Anyone can dress up to play at being a man. An actor can put on a nice suit, perform an oscar worthy role and receive accolades for his performance. Yet, what happens when the make up comes off, the lights are dimmed, the camera is not rolling, and the realities of the world show in his face? What happens when playing at being a man and actually having to live as a man become night and day? What happens when people can see through the nice clothing, the fancy vehicles, the cologne, and the riches? What do they see, and who are we really? What happens when society needs more than guys who can dress the part, but instead needs men who live the part? Who are we then? What happens when the world needs men who not only dress the part of the hero, but instead need men who are willing to live and breath as a hero? Who are we then?
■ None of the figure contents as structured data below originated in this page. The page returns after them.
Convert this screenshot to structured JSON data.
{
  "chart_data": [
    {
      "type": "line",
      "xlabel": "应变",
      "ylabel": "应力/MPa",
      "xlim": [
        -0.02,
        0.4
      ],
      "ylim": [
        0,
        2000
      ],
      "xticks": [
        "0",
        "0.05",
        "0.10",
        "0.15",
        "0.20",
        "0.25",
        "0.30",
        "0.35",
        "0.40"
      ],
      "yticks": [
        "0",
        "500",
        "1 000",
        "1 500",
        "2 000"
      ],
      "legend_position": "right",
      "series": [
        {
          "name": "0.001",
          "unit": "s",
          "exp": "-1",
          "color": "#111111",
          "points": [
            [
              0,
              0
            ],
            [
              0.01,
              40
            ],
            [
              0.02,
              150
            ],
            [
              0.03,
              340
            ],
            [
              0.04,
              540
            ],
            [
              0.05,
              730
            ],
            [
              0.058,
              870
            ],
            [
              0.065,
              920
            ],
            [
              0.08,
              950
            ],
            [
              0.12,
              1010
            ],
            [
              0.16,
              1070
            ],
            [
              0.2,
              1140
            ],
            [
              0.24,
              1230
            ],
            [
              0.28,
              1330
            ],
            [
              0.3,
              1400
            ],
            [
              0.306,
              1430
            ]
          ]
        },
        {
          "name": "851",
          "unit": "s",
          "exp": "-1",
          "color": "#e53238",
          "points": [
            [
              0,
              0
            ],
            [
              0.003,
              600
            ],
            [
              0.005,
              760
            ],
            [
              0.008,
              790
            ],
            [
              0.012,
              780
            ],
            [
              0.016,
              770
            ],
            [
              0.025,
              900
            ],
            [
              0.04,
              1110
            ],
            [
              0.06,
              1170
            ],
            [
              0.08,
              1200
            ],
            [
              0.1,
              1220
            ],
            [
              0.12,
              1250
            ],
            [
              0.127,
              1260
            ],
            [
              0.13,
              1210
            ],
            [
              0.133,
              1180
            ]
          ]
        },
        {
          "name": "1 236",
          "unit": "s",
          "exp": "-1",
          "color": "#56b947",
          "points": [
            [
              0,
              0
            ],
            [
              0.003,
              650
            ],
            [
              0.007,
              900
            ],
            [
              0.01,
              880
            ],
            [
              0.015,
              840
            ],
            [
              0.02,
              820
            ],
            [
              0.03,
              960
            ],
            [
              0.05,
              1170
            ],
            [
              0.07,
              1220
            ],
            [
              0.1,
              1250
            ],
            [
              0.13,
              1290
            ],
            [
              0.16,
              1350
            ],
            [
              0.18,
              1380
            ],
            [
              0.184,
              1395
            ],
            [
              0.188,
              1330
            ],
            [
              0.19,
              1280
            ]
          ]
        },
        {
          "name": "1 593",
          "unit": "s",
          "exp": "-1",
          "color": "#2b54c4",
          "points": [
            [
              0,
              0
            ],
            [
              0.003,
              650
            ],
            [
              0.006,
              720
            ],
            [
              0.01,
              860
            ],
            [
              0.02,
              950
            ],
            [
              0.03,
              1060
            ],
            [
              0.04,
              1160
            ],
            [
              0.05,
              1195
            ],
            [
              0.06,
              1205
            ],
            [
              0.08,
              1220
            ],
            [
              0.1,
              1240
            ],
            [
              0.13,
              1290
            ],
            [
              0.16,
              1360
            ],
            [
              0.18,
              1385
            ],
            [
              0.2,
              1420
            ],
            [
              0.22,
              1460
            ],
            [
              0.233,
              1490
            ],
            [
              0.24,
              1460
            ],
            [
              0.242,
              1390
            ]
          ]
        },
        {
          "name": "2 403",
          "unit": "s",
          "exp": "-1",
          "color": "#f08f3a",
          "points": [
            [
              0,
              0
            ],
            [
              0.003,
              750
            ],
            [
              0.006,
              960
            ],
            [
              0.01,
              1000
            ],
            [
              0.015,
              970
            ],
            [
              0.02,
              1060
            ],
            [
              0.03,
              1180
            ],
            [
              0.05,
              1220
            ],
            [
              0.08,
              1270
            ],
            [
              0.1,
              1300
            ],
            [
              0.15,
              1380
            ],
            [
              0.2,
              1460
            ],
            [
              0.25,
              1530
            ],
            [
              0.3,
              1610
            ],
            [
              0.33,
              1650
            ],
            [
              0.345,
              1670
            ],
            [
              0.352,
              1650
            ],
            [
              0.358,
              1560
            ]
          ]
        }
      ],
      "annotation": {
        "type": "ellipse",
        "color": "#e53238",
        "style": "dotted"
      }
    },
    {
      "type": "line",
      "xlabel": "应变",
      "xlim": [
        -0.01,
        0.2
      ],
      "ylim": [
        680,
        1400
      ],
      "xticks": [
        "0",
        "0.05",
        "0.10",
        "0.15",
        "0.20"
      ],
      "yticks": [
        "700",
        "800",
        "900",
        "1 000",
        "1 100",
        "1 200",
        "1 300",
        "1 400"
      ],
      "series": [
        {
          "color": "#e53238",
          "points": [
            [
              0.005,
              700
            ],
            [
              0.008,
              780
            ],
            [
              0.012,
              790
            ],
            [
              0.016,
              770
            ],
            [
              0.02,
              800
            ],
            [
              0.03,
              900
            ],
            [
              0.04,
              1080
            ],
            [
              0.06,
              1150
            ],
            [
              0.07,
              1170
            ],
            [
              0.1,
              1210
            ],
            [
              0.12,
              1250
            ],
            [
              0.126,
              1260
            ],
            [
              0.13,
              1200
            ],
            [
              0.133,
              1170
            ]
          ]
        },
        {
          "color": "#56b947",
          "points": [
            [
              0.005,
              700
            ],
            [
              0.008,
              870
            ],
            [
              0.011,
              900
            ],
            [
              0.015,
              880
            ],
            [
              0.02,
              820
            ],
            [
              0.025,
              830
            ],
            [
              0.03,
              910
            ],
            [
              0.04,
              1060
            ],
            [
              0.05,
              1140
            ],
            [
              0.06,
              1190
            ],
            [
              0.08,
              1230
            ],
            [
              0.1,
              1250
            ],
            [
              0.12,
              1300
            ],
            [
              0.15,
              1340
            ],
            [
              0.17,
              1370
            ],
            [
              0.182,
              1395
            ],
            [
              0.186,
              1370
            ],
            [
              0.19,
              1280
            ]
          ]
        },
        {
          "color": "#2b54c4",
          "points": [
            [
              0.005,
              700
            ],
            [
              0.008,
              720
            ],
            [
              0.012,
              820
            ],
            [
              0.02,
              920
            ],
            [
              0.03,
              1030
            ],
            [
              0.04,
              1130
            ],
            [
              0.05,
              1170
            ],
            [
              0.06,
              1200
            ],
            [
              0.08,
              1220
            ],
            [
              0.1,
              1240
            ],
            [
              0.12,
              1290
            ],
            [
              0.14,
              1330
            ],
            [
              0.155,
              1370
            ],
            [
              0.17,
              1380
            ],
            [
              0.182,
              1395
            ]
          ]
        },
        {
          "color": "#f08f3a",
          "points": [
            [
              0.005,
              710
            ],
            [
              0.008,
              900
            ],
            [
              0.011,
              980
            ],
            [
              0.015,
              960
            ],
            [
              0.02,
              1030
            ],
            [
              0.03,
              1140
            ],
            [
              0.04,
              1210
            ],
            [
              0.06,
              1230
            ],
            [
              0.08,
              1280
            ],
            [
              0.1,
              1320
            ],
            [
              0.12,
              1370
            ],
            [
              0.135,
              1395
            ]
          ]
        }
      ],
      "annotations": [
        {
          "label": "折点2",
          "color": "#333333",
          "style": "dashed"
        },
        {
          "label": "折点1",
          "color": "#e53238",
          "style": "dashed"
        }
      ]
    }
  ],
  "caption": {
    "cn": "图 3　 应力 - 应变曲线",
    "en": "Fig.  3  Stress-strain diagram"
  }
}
Questions, with answers that can only be found in the hearts of all those who wear the mantle of manhood. Answers that define who we really are in the brightest of day and in the darkest of night. Matters that can either save the world, or plunge it into utter chaos. A destiny that can either be a prison or lead to ultimate freedom. You can dress the part, but can you live it?
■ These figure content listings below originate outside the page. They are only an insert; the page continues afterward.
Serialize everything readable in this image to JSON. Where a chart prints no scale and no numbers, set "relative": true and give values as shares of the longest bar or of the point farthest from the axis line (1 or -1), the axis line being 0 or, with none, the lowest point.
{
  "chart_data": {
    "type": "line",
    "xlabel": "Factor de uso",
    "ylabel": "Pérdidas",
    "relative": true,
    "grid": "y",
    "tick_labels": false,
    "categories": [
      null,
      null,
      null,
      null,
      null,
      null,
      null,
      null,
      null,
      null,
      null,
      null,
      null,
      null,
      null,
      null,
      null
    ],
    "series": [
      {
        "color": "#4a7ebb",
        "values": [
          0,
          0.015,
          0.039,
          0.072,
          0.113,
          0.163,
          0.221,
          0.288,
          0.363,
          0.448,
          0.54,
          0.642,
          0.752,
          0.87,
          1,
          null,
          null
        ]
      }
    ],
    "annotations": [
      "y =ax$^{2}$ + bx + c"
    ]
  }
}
There is something to be said about the moral and spiritual development from a boy to a man. We must be men, not because it is popular or because of the attention we receive. There comes a time when we must be men, simply because our genetic code dictates it. A young man can spend years trying to find his true path, and when he finds it something changes within him.

2 comments:

Julia_Claudine_Deveraux said...

Beautiful post, I'm blown away. I have always been annoyed with the idea of what a man is supposed to be, it's especially holds true for Black men. The Black male image has basically become a caricature in the media. This standard of hyper-masculinity is part of the reason Black males have so many issues. My perfect example is 50 Cent, he is exactly what White folks think a Black male from the "hood" is supposed to be. He is a ghetto cartoon superhero. Anytime a man shows any emotion other than anger or hostility he is considered "soft". Fatwa!

Ehav Ever said...

Hey JCD,

Thanks for checking out my site. I am firm believer that even when groups like the media take the image of what it is to be a man, or a woman, and twist it that is when people have to stand up and shine the most. Not to sound to much like a comic book, but sometimes it is in the darkest of night that a person can shine a light and show people the way.

The way I have looked at things for the past 10 years is that people can look at me as being soft all they want. Yet, I believe that I am living as the real thing to the best of my ability. I have never fit into a popular stereotypes and even when I tried it was natural.

There are many men out there who are living exactly as we are supposed to. We are the ones who can make differences by simply standing for something. We are the ones who can use things like blogs and such to change the image. We are the ones who can inspire by working with kids and showing them a better path.